Competitive-intelligence software vendor Klue has confirmed a supply-chain breach that let attackers reach into customer Salesforce environments, a fresh example of how integrations between business tools can become a single point of failure.

How the Attack Unfolded

Klue said attackers used compromised legacy credentials to access its integration environment and obtain OAuth tokens connected to customer platforms. The incident occurred between June 11 and June 12, 2026, and the stolen tokens allowed unauthorized access to Salesforce CRM data across multiple customer environments. In response, Salesforce disabled Klue's Battlecards integration on June 17.

The mechanics of the breach are instructive. Rather than attacking each customer directly, the intruders compromised Klue itself and then used the trust relationships Klue had with its customers' Salesforce accounts. Because OAuth tokens act as long-lived keys granting access without re-entering passwords, seizing them effectively handed the attackers a set of pre-authorized doors into connected systems.

Timeline of the Incident

  • Attackers used compromised legacy credentials to enter Klue's integration environment.
  • Malicious activity took place between June 11 and June 12, 2026.
  • Stolen OAuth tokens enabled access to customer Salesforce CRM data.
  • Salesforce disabled the Klue Battlecards integration on June 17.

The Danger of Legacy Credentials

A recurring theme in modern breaches is the persistence of old, forgotten credentials that still work. Legacy credentials are often overlooked during security reviews because they belong to systems or accounts that are no longer actively managed. When those credentials remain valid, they offer attackers a quiet way in that bypasses newer defenses.

In Klue's case, the compromised legacy credentials were the entry point, and the OAuth tokens were the payoff. The combination shows why organizations are increasingly urged to inventory and retire unused credentials and to tightly control the scope and lifespan of integration tokens.

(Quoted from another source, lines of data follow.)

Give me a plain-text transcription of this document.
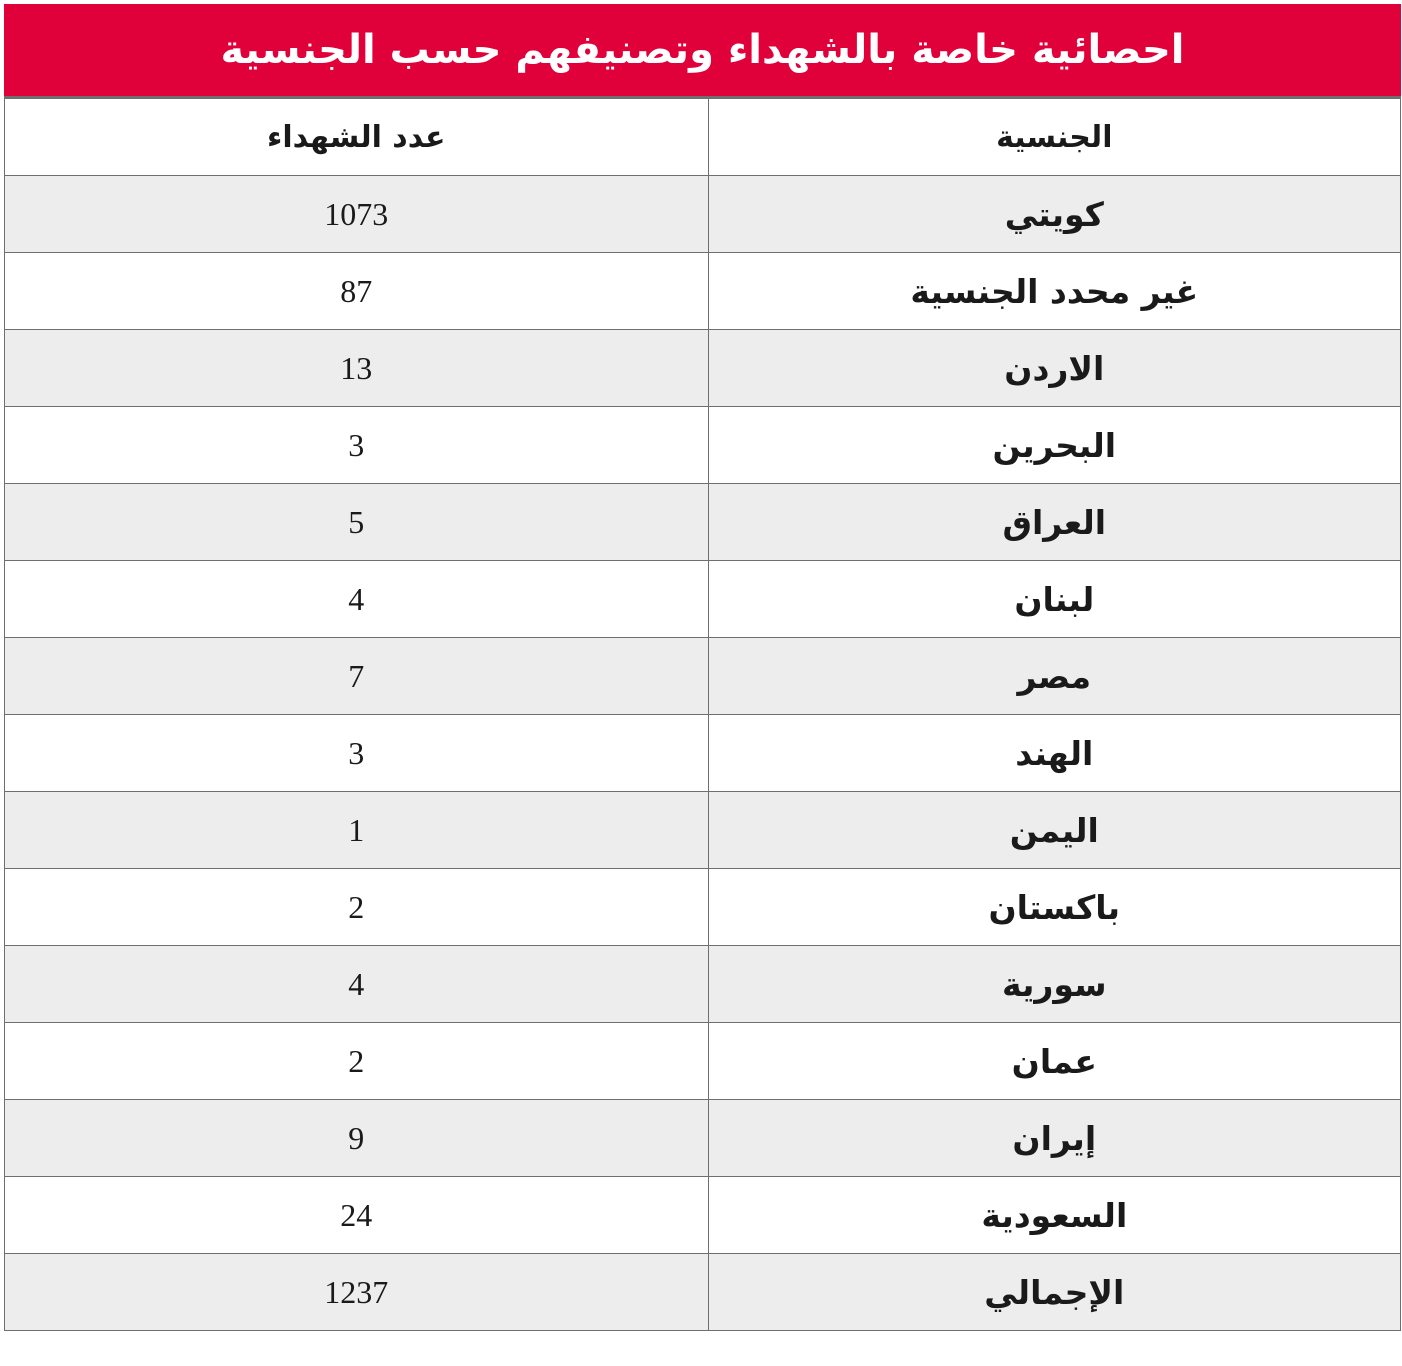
احصائية خاصة بالشهداء وتصنيفهم حسب الجنسية
عدد الشهداء	الجنسية
1073	كويتي
87	غير محدد الجنسية
13	الاردن
3	البحرين
5	العراق
4	لبنان
7	مصر
3	الهند
1	اليمن
2	باكستان
4	سورية
2	عمان
9	إيران
24	السعودية
1237	الإجمالي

Why OAuth Tokens Are a Prized Target

OAuth tokens are designed to let applications talk to one another without repeatedly sharing passwords, which improves usability. But that convenience cuts both ways. A stolen token can grant access to sensitive data for as long as it remains valid, and because the access looks legitimate, it can be harder to detect than a brute-force login attempt.

  • Tokens grant standing access without re-authentication.
  • Malicious use can resemble normal integration traffic.
  • Revoking tokens quickly is essential once a breach is suspected.

A Pattern of Integration Risk

The Klue incident is part of a broader wave of supply-chain and integration-related attacks targeting the connective tissue of the modern software stack. As companies wire together CRM systems, marketing tools, and analytics platforms, each connection becomes a potential pathway for attackers who compromise one vendor to reach many others.

Salesforce's decision to cut off the Battlecards integration reflects a defensive playbook increasingly common in these events: sever the compromised link to contain the blast radius while the situation is assessed. For customers, the episode is a reminder that the security of their data depends not only on their own defenses but on every third-party tool they authorize. Reviewing which integrations hold access to sensitive systems, and revoking those that are no longer needed, has become a core part of protecting business data against exactly this kind of cascading compromise.